This article was published prior to two deadly suicide bombings this week in the city of Volgograd (see The Interpreter‘s live-blog for more details). It explains the Russian authorities’ latest approach to preempting terrorism in Sochi during the upcoming Winter Olympics: by making even environmental activists engaged in alleged “extremist activities” register with local police departments. –Ed.
As the Olympics approach, pressure on Sochi activists by law enforcement agencies becomes stronger. This week it was reported that criminal investigation departments introduced special report cards to register persons who are considered to be inclined to engage in extremist activities and thus are subject to supervision. To fill out those cards, people are subpoenaed to police stations.
Such subpoena was received by Olga Noskovets, an environmental activist, well-known in Sochi. She was to report to a Dagomys police station as a participant in a criminal case. According to Alexander Popkov, an attorney, “The agenda has been issued in violation of the applicable law.

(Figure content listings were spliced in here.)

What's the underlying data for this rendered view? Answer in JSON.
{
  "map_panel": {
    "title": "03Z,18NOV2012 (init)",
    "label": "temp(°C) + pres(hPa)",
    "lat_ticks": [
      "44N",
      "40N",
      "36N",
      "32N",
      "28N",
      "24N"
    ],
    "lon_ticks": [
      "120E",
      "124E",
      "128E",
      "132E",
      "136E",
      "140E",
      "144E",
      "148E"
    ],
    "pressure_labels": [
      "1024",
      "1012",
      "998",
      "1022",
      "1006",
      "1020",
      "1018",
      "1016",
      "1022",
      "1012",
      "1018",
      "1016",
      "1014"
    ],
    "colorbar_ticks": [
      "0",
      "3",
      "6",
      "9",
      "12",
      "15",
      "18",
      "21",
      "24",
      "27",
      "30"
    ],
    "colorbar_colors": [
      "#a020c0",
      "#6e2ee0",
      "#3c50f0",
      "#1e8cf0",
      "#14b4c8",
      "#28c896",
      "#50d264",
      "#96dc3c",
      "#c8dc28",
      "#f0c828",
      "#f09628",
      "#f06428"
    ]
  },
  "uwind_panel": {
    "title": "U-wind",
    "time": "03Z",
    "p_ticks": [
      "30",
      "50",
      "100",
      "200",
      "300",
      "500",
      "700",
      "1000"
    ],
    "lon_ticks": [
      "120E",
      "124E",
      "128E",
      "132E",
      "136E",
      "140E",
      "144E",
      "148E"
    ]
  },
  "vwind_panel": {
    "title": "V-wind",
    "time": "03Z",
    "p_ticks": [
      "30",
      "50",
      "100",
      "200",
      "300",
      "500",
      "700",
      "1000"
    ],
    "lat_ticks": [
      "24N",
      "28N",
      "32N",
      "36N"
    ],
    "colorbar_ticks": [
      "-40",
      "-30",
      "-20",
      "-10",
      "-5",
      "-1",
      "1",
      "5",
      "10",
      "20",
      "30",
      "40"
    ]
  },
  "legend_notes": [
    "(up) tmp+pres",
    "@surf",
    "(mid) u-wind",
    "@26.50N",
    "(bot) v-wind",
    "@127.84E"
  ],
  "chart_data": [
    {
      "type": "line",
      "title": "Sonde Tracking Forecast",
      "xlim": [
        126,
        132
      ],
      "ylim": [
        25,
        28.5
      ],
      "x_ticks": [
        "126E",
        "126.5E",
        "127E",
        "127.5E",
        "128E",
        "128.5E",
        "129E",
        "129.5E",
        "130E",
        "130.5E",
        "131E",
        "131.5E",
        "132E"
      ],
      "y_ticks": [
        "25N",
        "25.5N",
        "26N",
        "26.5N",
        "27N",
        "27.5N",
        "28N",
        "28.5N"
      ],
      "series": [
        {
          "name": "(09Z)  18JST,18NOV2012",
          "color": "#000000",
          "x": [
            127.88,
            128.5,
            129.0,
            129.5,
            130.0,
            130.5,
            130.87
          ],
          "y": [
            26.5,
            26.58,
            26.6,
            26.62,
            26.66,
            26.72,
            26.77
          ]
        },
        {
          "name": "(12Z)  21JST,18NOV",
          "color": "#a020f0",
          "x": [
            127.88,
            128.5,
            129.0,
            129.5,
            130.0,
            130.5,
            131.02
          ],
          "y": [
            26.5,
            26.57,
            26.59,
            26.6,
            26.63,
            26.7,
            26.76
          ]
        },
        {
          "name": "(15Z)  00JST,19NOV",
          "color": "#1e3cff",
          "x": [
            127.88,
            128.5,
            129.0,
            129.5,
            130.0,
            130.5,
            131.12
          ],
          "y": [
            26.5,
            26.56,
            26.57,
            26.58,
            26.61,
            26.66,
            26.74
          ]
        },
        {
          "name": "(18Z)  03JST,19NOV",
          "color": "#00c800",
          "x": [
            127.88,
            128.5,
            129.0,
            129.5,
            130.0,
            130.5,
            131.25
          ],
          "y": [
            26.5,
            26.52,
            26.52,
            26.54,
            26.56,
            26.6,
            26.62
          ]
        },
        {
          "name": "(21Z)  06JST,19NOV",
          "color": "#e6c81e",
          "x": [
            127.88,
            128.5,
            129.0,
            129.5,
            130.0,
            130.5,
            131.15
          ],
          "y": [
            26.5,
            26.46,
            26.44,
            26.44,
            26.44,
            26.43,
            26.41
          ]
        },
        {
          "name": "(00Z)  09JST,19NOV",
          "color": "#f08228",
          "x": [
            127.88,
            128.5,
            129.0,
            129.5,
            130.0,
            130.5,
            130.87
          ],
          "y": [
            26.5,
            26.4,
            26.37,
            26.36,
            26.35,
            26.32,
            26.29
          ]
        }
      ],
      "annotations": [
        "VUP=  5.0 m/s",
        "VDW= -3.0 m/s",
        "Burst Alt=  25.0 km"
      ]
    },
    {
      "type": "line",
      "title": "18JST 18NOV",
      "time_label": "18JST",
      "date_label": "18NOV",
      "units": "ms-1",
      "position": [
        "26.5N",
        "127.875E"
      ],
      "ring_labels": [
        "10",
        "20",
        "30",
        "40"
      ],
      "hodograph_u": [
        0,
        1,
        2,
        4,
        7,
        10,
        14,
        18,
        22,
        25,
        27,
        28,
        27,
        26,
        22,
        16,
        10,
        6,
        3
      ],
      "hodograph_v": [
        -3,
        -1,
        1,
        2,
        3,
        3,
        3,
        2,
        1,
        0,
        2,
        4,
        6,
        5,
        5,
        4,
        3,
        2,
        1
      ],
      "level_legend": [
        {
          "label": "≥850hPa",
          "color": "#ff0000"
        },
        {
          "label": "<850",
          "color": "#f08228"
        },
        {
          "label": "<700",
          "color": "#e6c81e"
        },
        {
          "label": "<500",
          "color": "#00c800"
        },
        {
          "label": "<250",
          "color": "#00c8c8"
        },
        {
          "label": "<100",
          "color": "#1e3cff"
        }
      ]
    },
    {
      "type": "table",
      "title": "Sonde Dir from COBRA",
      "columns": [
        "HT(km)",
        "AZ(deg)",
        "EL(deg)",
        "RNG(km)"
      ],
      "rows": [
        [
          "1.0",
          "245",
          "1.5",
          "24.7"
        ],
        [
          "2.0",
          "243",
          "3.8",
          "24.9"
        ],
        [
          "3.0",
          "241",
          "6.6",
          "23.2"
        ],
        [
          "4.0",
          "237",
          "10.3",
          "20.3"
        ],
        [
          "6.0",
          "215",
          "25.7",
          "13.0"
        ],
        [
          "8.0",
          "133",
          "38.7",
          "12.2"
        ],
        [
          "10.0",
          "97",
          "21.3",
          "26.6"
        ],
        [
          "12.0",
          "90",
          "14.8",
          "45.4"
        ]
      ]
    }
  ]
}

It stated that Olga was summoned to the police as a participant in a criminal case, but it was not specified in what capacity – a suspect, a defendant, or a witness? When I asked a representative of law enforcement, on what legal grounds they subpoena a person under a criminal case, he replied with a stunning phrase: “Well, how else I am supposed to subpoena you?” Even though the attorney advised Noskovets against going to the police, she decided to go, anyway. Speaking to Major Evgeni Tsal, Noskovets found out that she had been summoned to fill out a “card for the Olympics.” “At first they didn’t tell me anything about it, asked me some leading questions, trying to convince me that everything was being done to my own safety. But in they gave me a Form A4 entitled “A registration card for a person inclined to extremist activity and subject to supervision.”
According to the activist, the document contains photo and sections with personal and physiological data, such as information about scars and tattoos, data on any drug treatment or mental problems, as well as about the organization the supervised person is affiliated with. Noskovets refused to provide these data. “Then they tried to persuade me: “It will only take five minutes,” “We were told by our supervisors.” I said, “Five minutes? That’s what it will take you to document the tattoos and scars? Should I undress right here?”
In the end Noskovets had to write a statement that during the Olympics she undertakes to express her civic position exclusively by legal means. On the same day Popkov, a lawyer, got a phone call from a local police officer Alexei Zaponkov. “I was invited for a “friendly conversation.” When asked what exactly the conversation would be about, Zaponkov started to ask me whether I was engaged in any public or religious activities. To which I replied that if they wanted to talk to me about these issues, they should summon me with a subpoena.”
Popkov intends to report the incident to the regional bar association. He assumes that the interest of law enforcement agencies has something to do with his work as an attorney for Sochi political activists: “It’s about attorney-client privilege. I cannot disclose any information relating to my clients.”
The attorney notes that he is not familiar with the police officer he had spoken to, although he knows all the officers in his precinct. Most likely, he suggests, the caller was one of Interior Ministry employees sent here to reinforce the local staff. According to official data, 40,000 police officers will be in charge of providing security at the Olympics, including 25,000 from other regions.
On the same evening, they tried to arrest David Hakim, one of the leaders of the local branch of the “People’s Alliance” party, and Yulia Naberezhnaya, a representative of the “Environmental Watch on North Caucasus”, after a series of pickets in support of ecologist Evgeni Vitishko. (Recently, a court found him guilty of “damaging the fence” around Tkachev (the regional governor) country house, and sentenced him to three years in prison.)
The picket was held next to the clock that shows the countdown to the Olympics. Once the organizers noticed the police around the site, they decided to end the rally. The activists moved to a cafe, located in a mall on Platanovaya alley to discuss the results of the action and meet with their lawyer, Alexander Popkov. At the exit of the mall they were stopped by the police officers, one of whom was sergeant Ishchenko who detained and booked David Hakim after one of his political actions two years ago.
Police asked the activists to show them their ID, but Popkov who happened to be there, reminded the officers, that they must have a valid reason for checking the documents. Then Ishchenko said that they had received some information that Hakim was suspected to be involved in a robbery. When the documents were shown, the police officers checked the database and concluded that they had no more questions for Hakim. They also tried to ID Yulia Naberezhnaya on the basis that “she was with him,” which Popkov called inadequate and suggested that she is subpoenaed if the police suspects her to be a witness or an accomplice of an alleged offense.
The activists were let go, however, in their opinion, if it wasn’t for the attorney next to them, they could be detained: “They are trying to intimidate us, but that doesn’t make sense. If a person decided to participate in protests, he will continue to do that.”
“All this is very unpleasant – detention, checking ID, summons. And all this is done to pressure, intimidate, persuade people to keep a low profile during the Olympics. Putting pressure on activists before the Games, of course, is on the rise and has already yielded some results. Some of the prominent public figures, tired of persecution and being worried about peace and safety of their families, have already announced their intention to leave Sochi for the duration of the Olympics,” – said Alexander Popkov.